Besides, they were both equally selfish, even if they dressed it up in the same pretty packaging.

 

“I am Justice.” Ha. What a riot. Look at where justice left the two of them. Maybe everyone should just succumb to the rot and ennui and lassitude.

 

He is.

 

Justice is dead. Justice remains dead. And they have killed him (and he has killed him and he has killed Him).

 

How shall they comfort themselves, murderers of all murderers?

 

In the last seconds of his life, Light doesn’t know.

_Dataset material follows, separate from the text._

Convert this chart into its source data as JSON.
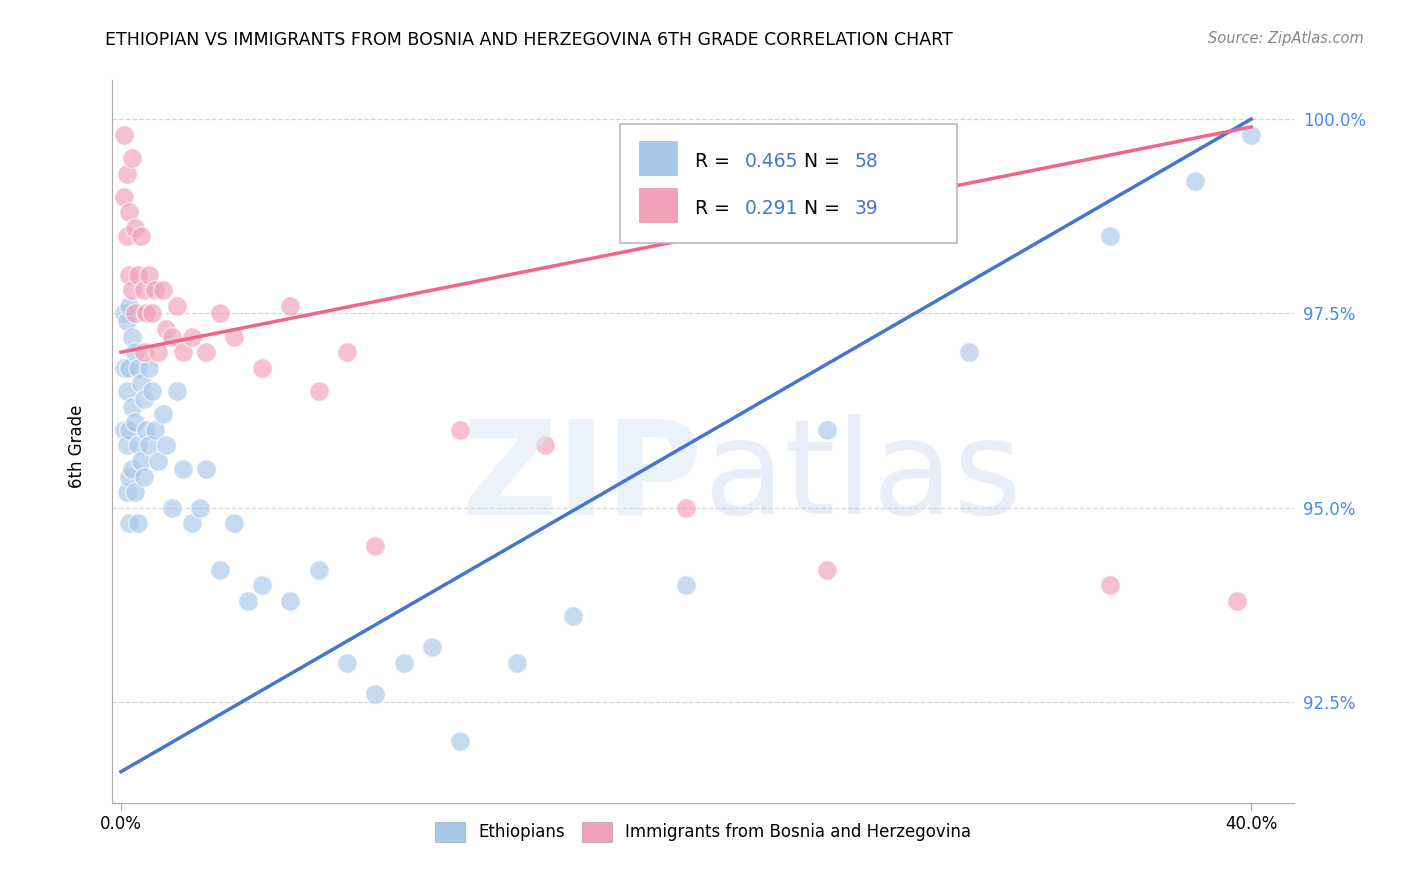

He doesn’t know if he cares much either.

-

-

-

I met a traveller from an antique land,

Who said—“Two vast and trunkless legs of stone

Stand in the desert. . . . Near them, on the sand,

Half sunk a shattered visage lies, whose frown,

And wrinkled lip, and sneer of cold command,

Tell that its sculptor well those passions read

Which yet survive, stamped on these lifeless things,

The hand that mocked them, and the heart that fed;

And on the pedestal, these words appear:

My name is Ozymandias, King of Kings;

Look on my Works, ye Mighty, and despair!

Nothing beside remains. Round the decay

Of that colossal Wreck, boundless and bare

The lone and level sands stretch far away.